Я остановился перед двухэтажным бараком. Дом был стар, и бревна его почернели и кое-где уже иструхли. На скамеечке перед входом старухи лузгали семечки, поглядывали на меня с интересом и некоторой, впрочем, неприязнью. Наверное, вид у меня был не очень внушающий доверие. Двое мужиков неподалеку лениво лупили друг друга кулаками. Потом один из них ухнул, сдал шага на два назад, полез в карман штанов и вытащил оттуда кисет. Второй смотрел на него выжидающе, но не злобно. Первый развязал кисет, достал оттуда сложенную в несколько раз газету. Тогда второй вытащил из-за пазухи кресало и трут.

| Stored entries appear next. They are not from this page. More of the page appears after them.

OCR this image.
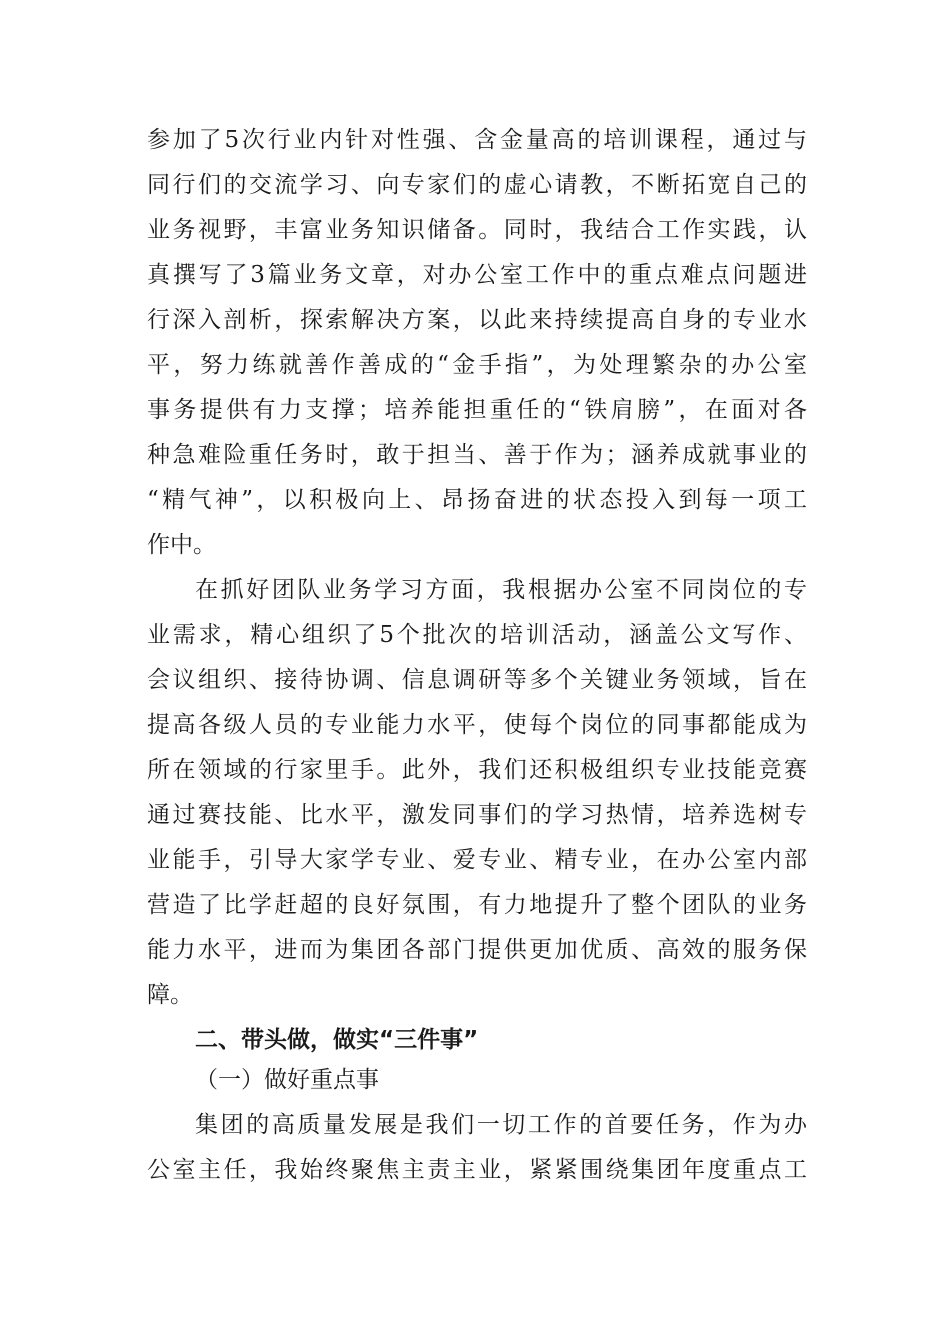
参加了5次行业内针对性强、含金量高的培训课程，通过与
同行们的交流学习、向专家们的虚心请教，不断拓宽自己的
业务视野，丰富业务知识储备。同时，我结合工作实践，认
真撰写了3篇业务文章，对办公室工作中的重点难点问题进
行深入剖析，探索解决方案，以此来持续提高自身的专业水
平，努力练就善作善成的“金手指”，为处理繁杂的办公室
事务提供有力支撑；培养能担重任的“铁肩膀”，在面对各
种急难险重任务时，敢于担当、善于作为；涵养成就事业的
“精气神”，以积极向上、昂扬奋进的状态投入到每一项工
作中。
在抓好团队业务学习方面，我根据办公室不同岗位的专
业需求，精心组织了5个批次的培训活动，涵盖公文写作、
会议组织、接待协调、信息调研等多个关键业务领域，旨在
提高各级人员的专业能力水平，使每个岗位的同事都能成为
所在领域的行家里手。此外，我们还积极组织专业技能竞赛
通过赛技能、比水平，激发同事们的学习热情，培养选树专
业能手，引导大家学专业、爱专业、精专业，在办公室内部
营造了比学赶超的良好氛围，有力地提升了整个团队的业务
能力水平，进而为集团各部门提供更加优质、高效的服务保
障。
二、带头做，做实“三件事”
（一）做好重点事
集团的高质量发展是我们一切工作的首要任务，作为办
公室主任，我始终聚焦主责主业，紧紧围绕集团年度重点工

— Оно, конешно… — сказал один.


— Так ить… — согласился второй.


Они занялись изготовлением самокруток и перебрасывались фразами, смысл которых был известен, видимо, лишь им самим. И все между ними было мирно и доброжелательно.

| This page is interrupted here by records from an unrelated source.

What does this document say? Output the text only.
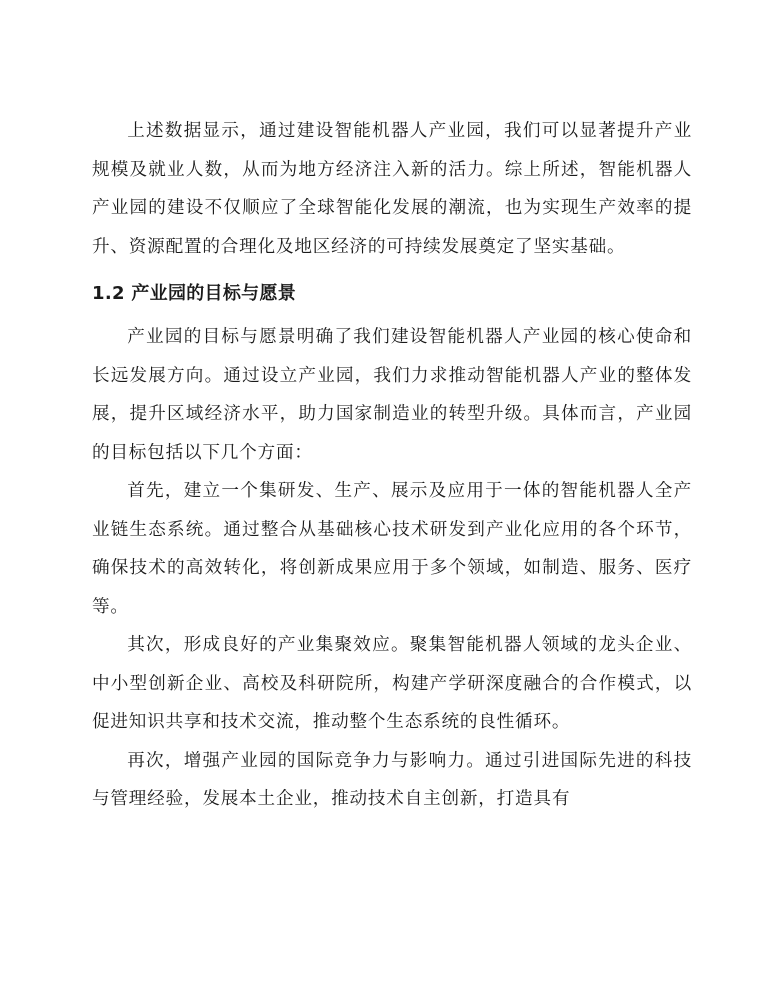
上述数据显示，通过建设智能机器人产业园，我们可以显著提升产业规模及就业人数，从而为地方经济注入新的活力。综上所述，智能机器人产业园的建设不仅顺应了全球智能化发展的潮流，也为实现生产效率的提升、资源配置的合理化及地区经济的可持续发展奠定了坚实基础。

1.2 产业园的目标与愿景

产业园的目标与愿景明确了我们建设智能机器人产业园的核心使命和长远发展方向。通过设立产业园，我们力求推动智能机器人产业的整体发展，提升区域经济水平，助力国家制造业的转型升级。具体而言，产业园的目标包括以下几个方面：

首先，建立一个集研发、生产、展示及应用于一体的智能机器人全产业链生态系统。通过整合从基础核心技术研发到产业化应用的各个环节，确保技术的高效转化，将创新成果应用于多个领域，如制造、服务、医疗等。

其次，形成良好的产业集聚效应。聚集智能机器人领域的龙头企业、中小型创新企业、高校及科研院所，构建产学研深度融合的合作模式，以促进知识共享和技术交流，推动整个生态系统的良性循环。

再次，增强产业园的国际竞争力与影响力。通过引进国际先进的科技与管理经验，发展本土企业，推动技术自主创新，打造具有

— Началом всего сущего является монада, — степенно заявил один, — по причастности к которой каждое из сущего называется одним. И она, мыслимая по своей собственной самости, мыслится как монада, и прибавленная к самой себе с точки зрения инаковости, создает так называемую неопределенную двоицу вследствие того, что она не является ни одной из исчисляемых и определяемых двоек, а все двойки мыслятся по общности с нею, как они аргументируют и в отношении монады. Значит, так твою растак!, существуют два начала сущего: первая монада, по общению с которой все исчисленные единицы мыслятся единицами, и неопределенная диада, по общении с которой определенные двойки являются двойками.


— Воистину, монада и двойка суть начала всего, — согласился второй. — В магазин как бы не опоздать…


— Так ить, арабы ал-коголь еще не изобрели. Подождем, покурим, — успокоил первый.


— И то правда, так-перетак! Вечно у них нужные изобретения запаздывают! Перейдем к обобщающей троице? — И они вопросительно уставились на меня.


— Нет, нет, — поспешил отказаться я.


Мужики с облегчением вздохнули и перестали обращать на меня внимание, видимо, не сомневались, что обобщающая троица так или иначе, но все равно образуется. А тут и в бок меня кто-то толкнул. Я оглянулся: немного запыхавшийся Сократ стоял рядом.


— Все же молодость ходит быстрее, — сказал он. — Отбился? — И, не дожидаясь ответа, добавил: — Точку схода ты отыскал верно, глобальный человек. Вот тебе и еще один пример, что ты все знаешь, да только вспомнить сразу не можешь.


— Шныряют тут день и ночь, — сказала одна из старушек. — Никакого покою.


— Почем нынче мысли на базаре, красавицы? — спросил Сократ. — Не подорожали еще?


— Тьфу! — сплюнула вторая.


А третья сказала елейным голоском:


— Ждут вас, не дождутся! И что это за дом такой? Наказание Божие!


— Пошли, — сказал Сократ, — а то ведь угостят семечками, до вечера просидим, обсуждая диалектические противоречия соседей и всех их родственников до седьмого колена.


Но Сократ ошибся. За нашими спинами раздалось:


— Повседневная-то жизнь, бабы, о каждой вещи судит при помощи критериев, которыми являются усиленные меры. Если мы, как договорились, устраним числа, устранится и локоть, состоящий из двух полулоктей, из шести ладоней и из двадцати четырех пальцев. Устранится и медимн, и талант, и прочие критерии, так как все это, раз оно состоит из множества, по этому самому есть уже вид числа. Отсюда, ими же держатся и прочие — займы, удостоверения, бюллетени, контракты, сроки, очереди. И вообще чрезвычайно трудно найти в жизни что-нибудь непричастное числу.


— Мужики вон только жрут ее, проклятую, без всякой меры и числа, — согласилась вторая старушка.


— А еще говорят, атом может быть больше вселенной, — сказала первая.


— Что вселенной… — развила ее мысль третья. — Кочана капустного и то больше бывает!


Мы вошли в темный подъезд и чуть ли не на ощупь поднялись на второй этаж. На небольшую лестничную площадку выходило четыре двери, одна из них была отворена.


— Сюда, — сказал Сократ. — Кажется, не опоздали.


Из открытой двери тянуло кислым борщом и квашеной капустой. Мы прошли в полутемный коридорчик. Какой-то верзила бесшумно возник перед нами.


— Информацией интересуемся, — сказал Сократ. Это прозвучало, словно пароль, и нас пропустили.


Две комнаты оказались пустыми, а в небольшой кухоньке, где на горячей плите томился борщ, образовалась еще одна полуоткрытая дверь. Из-за нее слышались голоса. Сократ вошел первым, я — за ним.